03.01 · Regularization & Generalization

Level: Intermediate
Pre-reading: 00.02 · Core Concepts · 03 · Optimization & Training


The Generalization Problem

The fundamental goal is generalization — model performs well on unseen data, not just training data.

graph LR A["Training Loss<br/>Always decreasing"] --> B["Validation Loss<br/>Eventually increases"] B --> C["Overfitting Region<br/>Model memorizes training data"]

Regularization Techniques

Data Augmentation

Create variations of training data:

  • For images: Rotation, flip, crop, color jitter
  • For text: Synonym replacement, word dropout
  • For time series: Jittering, scaling, shifting

Benefits: - ✅ Larger effective training set - ✅ Model learns robustness - ✅ Works without modifying architecture


Architecture-Based Regularization

Dropout

Randomly deactivate neurons during training (typical dropout rate: 0.3–0.5):

\[y = \begin{cases} \frac{x}{1-p} & \text{with probability } 1-p \\ 0 & \text{with probability } p \end{cases}\]

Why it works: - Prevents co-adaptation - Ensemble effect - Acts as model averaging

Batch Normalization

Normalize layer inputs:

\[\hat{x} = \frac{x - \mu_B}{\sqrt{\sigma_B^2 + \epsilon}}\]

Then scale and shift:

\[y = \gamma \hat{x} + \beta\]

Benefits: - Stabilizes training - Allows higher learning rates - Acts as regularizer - Can sometimes replace dropout


Weight Penalty Methods

L2 Regularization (Ridge)

Add penalty to loss:

\[L_{total} = L_{data} + \lambda \sum_i w_i^2\]

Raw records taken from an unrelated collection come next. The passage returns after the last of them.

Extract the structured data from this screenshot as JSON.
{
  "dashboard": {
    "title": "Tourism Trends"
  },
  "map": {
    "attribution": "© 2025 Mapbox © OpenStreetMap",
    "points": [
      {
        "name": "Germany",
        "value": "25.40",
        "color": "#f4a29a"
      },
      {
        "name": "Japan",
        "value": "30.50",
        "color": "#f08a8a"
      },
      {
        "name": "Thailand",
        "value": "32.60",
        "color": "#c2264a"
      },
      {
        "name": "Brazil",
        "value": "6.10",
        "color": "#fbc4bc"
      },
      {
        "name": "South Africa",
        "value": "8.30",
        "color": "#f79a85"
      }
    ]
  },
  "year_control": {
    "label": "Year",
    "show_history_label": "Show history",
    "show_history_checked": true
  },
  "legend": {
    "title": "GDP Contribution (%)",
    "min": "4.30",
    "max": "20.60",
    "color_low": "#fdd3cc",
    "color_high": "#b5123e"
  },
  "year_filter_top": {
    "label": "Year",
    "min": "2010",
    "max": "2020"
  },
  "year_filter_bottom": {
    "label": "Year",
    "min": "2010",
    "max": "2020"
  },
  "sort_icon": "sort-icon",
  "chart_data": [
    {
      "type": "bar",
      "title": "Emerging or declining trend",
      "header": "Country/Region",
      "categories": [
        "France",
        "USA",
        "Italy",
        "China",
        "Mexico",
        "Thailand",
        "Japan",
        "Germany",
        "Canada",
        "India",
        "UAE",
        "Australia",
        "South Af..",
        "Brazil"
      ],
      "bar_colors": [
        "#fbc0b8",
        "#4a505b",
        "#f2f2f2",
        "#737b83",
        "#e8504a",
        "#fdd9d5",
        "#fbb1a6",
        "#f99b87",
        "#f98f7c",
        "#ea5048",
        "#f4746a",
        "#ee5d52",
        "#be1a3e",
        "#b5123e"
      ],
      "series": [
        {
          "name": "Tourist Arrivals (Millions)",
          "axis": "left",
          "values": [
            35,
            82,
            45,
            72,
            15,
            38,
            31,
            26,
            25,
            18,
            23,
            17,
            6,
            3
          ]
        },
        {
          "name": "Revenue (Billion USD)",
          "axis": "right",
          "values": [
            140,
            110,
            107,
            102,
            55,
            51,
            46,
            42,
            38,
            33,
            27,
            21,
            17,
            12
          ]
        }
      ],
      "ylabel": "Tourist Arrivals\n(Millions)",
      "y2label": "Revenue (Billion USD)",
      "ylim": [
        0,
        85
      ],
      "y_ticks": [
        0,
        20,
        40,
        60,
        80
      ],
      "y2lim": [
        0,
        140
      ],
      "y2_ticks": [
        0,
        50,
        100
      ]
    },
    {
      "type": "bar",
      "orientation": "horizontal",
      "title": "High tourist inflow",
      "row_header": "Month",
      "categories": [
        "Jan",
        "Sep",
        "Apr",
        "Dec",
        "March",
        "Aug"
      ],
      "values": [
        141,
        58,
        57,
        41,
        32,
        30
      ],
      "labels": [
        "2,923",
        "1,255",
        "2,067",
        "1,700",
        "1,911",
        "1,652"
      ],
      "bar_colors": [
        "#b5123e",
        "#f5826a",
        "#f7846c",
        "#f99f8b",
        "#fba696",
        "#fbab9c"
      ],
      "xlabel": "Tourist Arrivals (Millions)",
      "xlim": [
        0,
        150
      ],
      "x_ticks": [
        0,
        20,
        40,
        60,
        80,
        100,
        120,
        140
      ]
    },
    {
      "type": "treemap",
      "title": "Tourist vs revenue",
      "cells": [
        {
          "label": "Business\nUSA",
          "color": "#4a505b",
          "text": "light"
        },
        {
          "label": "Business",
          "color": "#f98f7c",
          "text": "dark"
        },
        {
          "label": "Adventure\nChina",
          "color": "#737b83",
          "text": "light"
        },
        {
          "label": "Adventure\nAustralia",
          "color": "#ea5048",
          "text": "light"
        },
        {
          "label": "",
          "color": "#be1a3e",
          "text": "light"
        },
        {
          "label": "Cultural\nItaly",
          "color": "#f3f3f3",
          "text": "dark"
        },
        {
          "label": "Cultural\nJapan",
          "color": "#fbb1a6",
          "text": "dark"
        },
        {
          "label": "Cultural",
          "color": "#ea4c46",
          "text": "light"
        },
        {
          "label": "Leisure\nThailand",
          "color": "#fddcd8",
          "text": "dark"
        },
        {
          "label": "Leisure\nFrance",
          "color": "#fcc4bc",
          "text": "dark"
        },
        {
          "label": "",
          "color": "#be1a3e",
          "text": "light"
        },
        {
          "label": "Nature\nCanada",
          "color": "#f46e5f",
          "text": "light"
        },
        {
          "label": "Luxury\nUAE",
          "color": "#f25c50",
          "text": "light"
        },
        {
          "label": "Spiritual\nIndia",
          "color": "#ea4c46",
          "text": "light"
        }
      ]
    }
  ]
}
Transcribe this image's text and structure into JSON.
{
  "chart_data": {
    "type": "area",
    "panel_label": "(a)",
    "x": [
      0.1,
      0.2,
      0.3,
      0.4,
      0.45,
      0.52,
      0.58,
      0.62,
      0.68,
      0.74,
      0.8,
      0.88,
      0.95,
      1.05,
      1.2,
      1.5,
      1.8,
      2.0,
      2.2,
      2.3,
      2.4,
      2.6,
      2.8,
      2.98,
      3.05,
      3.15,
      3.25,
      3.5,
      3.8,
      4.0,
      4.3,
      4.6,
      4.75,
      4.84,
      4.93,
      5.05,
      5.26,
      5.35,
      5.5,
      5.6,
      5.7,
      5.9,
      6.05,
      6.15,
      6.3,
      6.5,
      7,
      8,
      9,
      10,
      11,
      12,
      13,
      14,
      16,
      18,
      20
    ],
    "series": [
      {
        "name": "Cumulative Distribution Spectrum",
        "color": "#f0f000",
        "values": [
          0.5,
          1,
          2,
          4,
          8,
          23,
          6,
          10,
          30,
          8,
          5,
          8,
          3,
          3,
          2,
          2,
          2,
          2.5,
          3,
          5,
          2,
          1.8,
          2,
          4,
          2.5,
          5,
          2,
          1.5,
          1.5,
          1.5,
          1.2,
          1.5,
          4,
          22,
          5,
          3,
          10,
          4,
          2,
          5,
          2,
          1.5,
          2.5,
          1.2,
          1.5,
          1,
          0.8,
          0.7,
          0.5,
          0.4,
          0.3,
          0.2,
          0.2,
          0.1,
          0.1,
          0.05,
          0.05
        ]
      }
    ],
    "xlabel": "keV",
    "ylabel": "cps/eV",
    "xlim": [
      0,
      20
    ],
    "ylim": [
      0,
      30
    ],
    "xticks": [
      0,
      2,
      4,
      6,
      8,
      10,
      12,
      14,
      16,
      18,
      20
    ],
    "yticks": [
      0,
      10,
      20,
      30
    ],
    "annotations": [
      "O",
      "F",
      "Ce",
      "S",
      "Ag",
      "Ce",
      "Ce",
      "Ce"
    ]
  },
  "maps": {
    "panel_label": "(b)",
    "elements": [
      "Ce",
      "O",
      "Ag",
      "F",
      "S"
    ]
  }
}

Effect: Discourages large weights, distributed influence.

L1 Regularization (Lasso)

\[L_{total} = L_{data} + \lambda \sum_i |w_i|\]

Effect: Encourages sparsity, some weights exactly zero.

Elastic Net

Combine L1 + L2:

\[L_{total} = L_{data} + \lambda_1 \sum_i |w_i| + \lambda_2 \sum_i w_i^2\]

Training-Based Regularization

Early Stopping

Monitor validation loss, stop when it stops improving:

Epoch 1-10:   Validation loss decreases ✓
Epoch 11-20:  Validation loss increases ✗ → STOP HERE

Simple and effective.

Learning Rate Decay

Reduce learning rate over time — prevents overfitting in later training stages.


Choosing Regularization Strategy

Problem Solution
High training loss, high validation loss Underfitting — add model capacity, reduce regularization
Low training loss, high validation loss Overfitting — add regularization, more data
Both low ✅ Success!

Should I use both dropout and batch norm?

Usually, yes. Batch norm often makes dropout less necessary, but they're complementary. Batch norm stabilizes training; dropout prevents overfitting.

How do I choose regularization strength?

Use validation loss as guide. Try values from 0.0001 to 0.1. Pick value where validation loss is lowest.